Anche le poche speranze di governi "buoni" non fanno altro che deludere le aspettative (tipo Lula in Brasile ); e ora che sembriamo tutti impegnati a farci la guerra e a ri-armarci, grazie alla deriva autoritaria degli USA, il cambiamento climatico continuerà di nuovo a passare in secondo piano, finché non diventerà una bestia indomabile che porterà inevitabilmente al collasso.
L'impressione è che tutti i governi siano convinti di avere un tempo illimitato, e che sia sempre possibile tornare indietro ad un certo punto, ma non è così.
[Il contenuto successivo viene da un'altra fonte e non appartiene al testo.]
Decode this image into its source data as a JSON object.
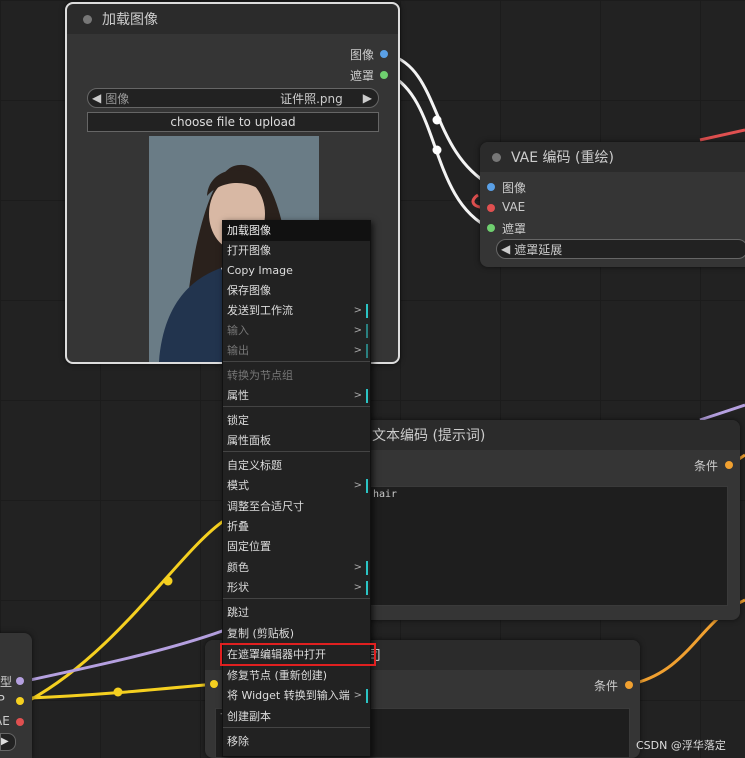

Gli ultimi studi sembrano mostrare che la situazione è "peggiore del previsto", come spesso accade, in particolare quelli di James Hansen (fonte 1, post su r/climate), e praticamente siamo condannati, vista l'inazione globale, a superare la soglia dei 2°C, probabilmente entro il 2050 (anziché 1,5 C).
Questo significa: scioglimento dei ghiacciai, Atlantic Meridional Overturning Current (AMOC) che va a farsi fottere; quindi eventi climatici estremi sempre più frequenti, e sostanzialmente agricoltura sempre più difficile, dunque carestie e prezzi del cibo che aumenteranno sempre più, il che porterà inevitabilmente a instabilità interna agli stati e internazionale, quindi più guerre, etc. etc.
Ma la cosa più spaventosa sono i feedback loop del pianeta stesso oltre certi "tipping points": ad un certo punto inizierà a scaldarsi da solo, iniziando ad emettere più delle emissioni correnti dell'intera umanità, a causa di una serie di fattori – tipo permafrost che lascia scoperte larghe aeree di terreno, in cui batteri entrano in attività ed iniziano a decomporre piante e materia organica, rilasciando CO2 e metano.
Alcuni di questi sono già cominciati (per esempio in antartide e nell'artico), e anche le grandi foreste americane, Amazzonia compresa, sono dei "net-emitters" ormai, a causa di malattie degli alberi e incendi.
Una volta che questi feedback loops cominciano, fermarli è pressoché impossibile in tempi umani, e renderebbe vano anche azzerare le emissioni completamente. Il serio rischio è il collasso della civiltà umana entro fine secolo, se non l'estinzione.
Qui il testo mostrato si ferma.